Драголюб Иованович (в центре на возвышении) среди крестьян в местечке Гнилане в Косово. 1935
Ох и бандиты! Лучше бы полиция основательней взялась за них, чем травить вас, патриотов, пусть она донесёт до них наш прогресс, коли ни его, ни европейскую цивилизацию они к нам на порог не пускают. Нужно избавиться от этих большевиков на службе у Муссолини и Бриана26, поскольку ipso facto английское политическое здравомыслие, американская промышленность и немецкий порядок – вот то, чего нашим предкам не досталось и даже не снилось… вот то, чему следует радоваться и чем нужно гордиться, ведь международная социально-коммунистическая цивилизация попросилась к нам на постой за свой собственный счёт… дармовая цивилизация… какой же всё-таки прогресс! Превосходный образец исторического материализма и европеизации Балкан!..

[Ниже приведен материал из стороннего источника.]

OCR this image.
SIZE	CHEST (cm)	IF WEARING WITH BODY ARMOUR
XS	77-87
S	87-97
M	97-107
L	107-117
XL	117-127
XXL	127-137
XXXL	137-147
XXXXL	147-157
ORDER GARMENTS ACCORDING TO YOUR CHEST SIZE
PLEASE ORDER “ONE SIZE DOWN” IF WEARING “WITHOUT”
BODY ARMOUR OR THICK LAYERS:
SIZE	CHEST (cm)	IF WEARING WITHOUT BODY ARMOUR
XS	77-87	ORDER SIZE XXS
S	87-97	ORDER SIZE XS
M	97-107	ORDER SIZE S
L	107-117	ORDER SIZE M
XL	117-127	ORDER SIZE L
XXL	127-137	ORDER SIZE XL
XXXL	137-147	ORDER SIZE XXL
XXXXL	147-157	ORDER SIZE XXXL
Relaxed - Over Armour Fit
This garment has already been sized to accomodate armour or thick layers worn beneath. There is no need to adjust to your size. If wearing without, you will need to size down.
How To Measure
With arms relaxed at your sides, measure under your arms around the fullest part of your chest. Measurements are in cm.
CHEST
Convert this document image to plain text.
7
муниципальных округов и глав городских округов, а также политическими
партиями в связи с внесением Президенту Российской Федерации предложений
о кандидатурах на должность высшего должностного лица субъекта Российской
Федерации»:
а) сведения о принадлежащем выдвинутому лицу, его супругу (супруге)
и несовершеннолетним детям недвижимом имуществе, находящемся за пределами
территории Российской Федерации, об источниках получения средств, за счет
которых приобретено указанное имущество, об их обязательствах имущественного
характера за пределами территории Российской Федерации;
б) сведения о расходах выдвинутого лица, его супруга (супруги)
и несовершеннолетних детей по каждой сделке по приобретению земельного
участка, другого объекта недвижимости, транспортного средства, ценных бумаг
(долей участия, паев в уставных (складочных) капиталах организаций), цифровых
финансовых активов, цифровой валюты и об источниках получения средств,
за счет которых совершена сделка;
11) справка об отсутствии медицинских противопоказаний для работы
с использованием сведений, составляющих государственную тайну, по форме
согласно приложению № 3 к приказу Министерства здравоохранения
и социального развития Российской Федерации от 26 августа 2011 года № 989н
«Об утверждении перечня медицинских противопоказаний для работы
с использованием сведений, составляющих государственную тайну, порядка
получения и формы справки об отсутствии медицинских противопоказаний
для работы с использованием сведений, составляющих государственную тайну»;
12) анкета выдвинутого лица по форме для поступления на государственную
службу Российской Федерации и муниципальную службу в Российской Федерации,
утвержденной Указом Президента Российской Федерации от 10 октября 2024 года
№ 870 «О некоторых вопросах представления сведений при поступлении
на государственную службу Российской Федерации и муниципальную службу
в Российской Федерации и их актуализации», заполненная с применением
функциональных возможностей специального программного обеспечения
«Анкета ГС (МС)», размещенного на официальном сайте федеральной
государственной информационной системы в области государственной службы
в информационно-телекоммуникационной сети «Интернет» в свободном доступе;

Когда профессор закончил речь, на него обрушился такой шквал аплодисментов, а публика была в таком восторге, что от смущения он даже споткнулся о кочку. Сербица же, наизусть знавшая все неудобоваримые тирады профессора, которыми тот потчевал слушателей по любому поводу – будь то на политических собраниях или во время занятий на кафедре, – попросту его не слушала. Её занимало другое. Куда интереснее ей было наблюдать за подвижной мимикой Варварогения, за его живым выражением лица, на котором посторонние замечали лишь гримасы. Больше всего её озадачивало, скорее даже поражало то, как Варварогений рос прямо на глазах, достигая невероятных, по сравнению с окружающими, размеров.
От этого Сербице стало очень не по себе.